Sigh

posted: Sat 9th Jun, 2007, categories: Uncategorized

So disgusted with today’s efforts.  So close, and yet so far.  I’m going to have to resaw all but a few pieces and start again.  Very discouraging.  Details tomorrow when I have the heart document them.

In other news, I had 2 visitors find my website via a Google search.  One poor soul from Rio de Janeiro (hi there!) was looking for "how to make cavities for inlay." Given that routing is my very worst skill (and I admit, competition is tough for that spot), mine is the last place they should be looking for help.  Now, if they’d searched on "how NOT to make cavities for inlay," they would’ve been exactly in the right place! emoticon

Project #6 begins

posted: Tue 5th Jun, 2007, categories: Uncategorized, Tools, Shell, & Supplies

Saturday I got out all my wood for project #6. I decided to make it all out of wood, and I’m hoping that’ll turn out to be a cool idea instead of a lame one. When I pulled my wood stock out of the box where it’s been neatly stored in the garage, I found that a piece of ebony had just up and split. I’m thinking our famed “dry heat” is probably the culprit, because it got to the yellowheart, too. It split in my hand when I picked it up. You can see that it’s intact in the first photo. I brought the rest into the house, where we’re running the swamp cooler 24/7 now (it was 106 today!), and that should keep it adequately hydrated to avoid more splitting. It makes my guitars happy, anyway.
Wood.
The ebony wasn't the only victim of dryness.
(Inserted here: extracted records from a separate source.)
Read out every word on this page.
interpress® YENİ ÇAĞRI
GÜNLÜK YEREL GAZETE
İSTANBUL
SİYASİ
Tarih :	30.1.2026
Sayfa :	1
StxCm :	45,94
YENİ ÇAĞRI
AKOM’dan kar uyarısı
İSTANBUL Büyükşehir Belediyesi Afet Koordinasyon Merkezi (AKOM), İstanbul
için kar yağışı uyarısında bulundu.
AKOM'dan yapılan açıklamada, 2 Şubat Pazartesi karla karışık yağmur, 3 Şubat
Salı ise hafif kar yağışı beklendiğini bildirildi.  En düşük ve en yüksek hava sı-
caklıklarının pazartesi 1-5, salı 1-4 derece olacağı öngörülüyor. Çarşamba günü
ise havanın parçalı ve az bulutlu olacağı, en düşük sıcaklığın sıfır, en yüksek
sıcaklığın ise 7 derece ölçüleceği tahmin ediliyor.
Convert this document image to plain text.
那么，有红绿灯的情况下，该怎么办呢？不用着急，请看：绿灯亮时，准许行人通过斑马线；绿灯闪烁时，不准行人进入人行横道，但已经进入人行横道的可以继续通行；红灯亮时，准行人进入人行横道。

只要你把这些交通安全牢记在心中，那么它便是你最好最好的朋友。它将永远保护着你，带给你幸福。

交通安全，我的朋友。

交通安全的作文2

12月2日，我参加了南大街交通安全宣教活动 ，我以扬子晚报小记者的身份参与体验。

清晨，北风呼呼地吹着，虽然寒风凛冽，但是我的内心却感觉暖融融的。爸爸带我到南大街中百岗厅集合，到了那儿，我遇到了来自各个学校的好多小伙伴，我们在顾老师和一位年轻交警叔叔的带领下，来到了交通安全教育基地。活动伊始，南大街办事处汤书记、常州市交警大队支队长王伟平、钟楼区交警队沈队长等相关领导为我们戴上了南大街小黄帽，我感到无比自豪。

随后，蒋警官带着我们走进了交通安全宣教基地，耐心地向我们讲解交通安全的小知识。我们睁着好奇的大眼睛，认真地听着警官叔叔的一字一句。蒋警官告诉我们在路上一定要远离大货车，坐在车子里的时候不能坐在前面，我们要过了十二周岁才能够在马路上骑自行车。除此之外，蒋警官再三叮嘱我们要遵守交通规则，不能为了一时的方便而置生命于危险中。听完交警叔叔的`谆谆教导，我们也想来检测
The split piece was just the size I needed for all the yellow pieces anyway, so it was no hardship. I got my patterns glued on with white glue and watered my plants, washed our long-neglected bicycles so we could use them, and fixed a broken lawn chair while I waited for it to dry. I originally had planned to put this into the same ebony stock I did the last one in, but since all the wood stock is 1/8”, that would’ve been a little too thin. So I picked up a length of 1/2” cocobolo to use as a ground, and cut off an appropriate length with my circular saw.
On the left is the cocobolo ground I'll inlay the rest.

Having rushed into sawing and sanding and who knows what else before glue was dry in the past, skirting the edge of heatstroke from being out in the hot garage that long, and having a birthday doings to go to, I let them be for the night, planning to saw the next day.

Everything was set for sawing.
Stacked and ready to saw.

I discovered immediately that I wouldn’t be able to saw the small pieces out of the very long and unwieldy pieces of wood I had, so I had to cut them down. That process was a bit sketchy, as my saws were only 3” deep, and while they could cut across with no problem, trying to salvage large stretches of wood along the grain by sawing in that direction wasn’t very successful.
Pieces are too big for direct sawing; I have to cut them down to size first.

The sawing was pretty easy, although some pieces gave me trouble, or maybe the blade was getting too warm, as it seemed to bind. I don’t know if it was me or the wood grain. It was interesting to see the different properties of the wood. Ebony and padauk produce more sawdust than the other woods. So much so that I had to put the vacuum on and keep it on the padauk just to see what I was doing; the usual blower from the aquarium pump just wasn’t cutting it.

Of course, that added a new level of difficulty, as I sucked nearly finished pieces into the shop vac because I got too close. So I had to dig them out of it. Fortunately, that was pretty easily done. And hey, there’s the pencil I was looking for! P6030092

I got most of it done, but I was getting tired, and decided to leave the most complicated pieces for the next time. Getting the fingers to line up with the space I’ve cut in piece #3 will be tricky, as will the face bits. I also need to redo the center of the sun. I’d had this idea to split it into 2 parts, also orange and yellow, in a vague kind of yin/yang symbol, but as you can see, my sawing wasn’t up to snuff and there’s a gap. I think I’ll just do a plain circle this time. I’m looking forward to working on it this coming weekend. It’s challenging, but I still find it satisfying on so many levels.
Saved the hardest for last, and need to redo the center.

Plans

posted: Sat 2nd Jun, 2007, categories: Uncategorized

It’s Saturday morning, the day is mine, and there will, at the very least, be gluing today.  I think there’s a very strong possibility that I will do this entire design in wood–no shell.  This will solve the balance problem I was concerned about with doing both, but not having them well-integrated in the design.  Should be interesting.  Because the wood itself is so thick compared to shell, I don’t think I’ll be doing it in the headstock veneer as I’d intended, but I picked up a nice thick piece of cocobolo that’ll probably work.  We shall see.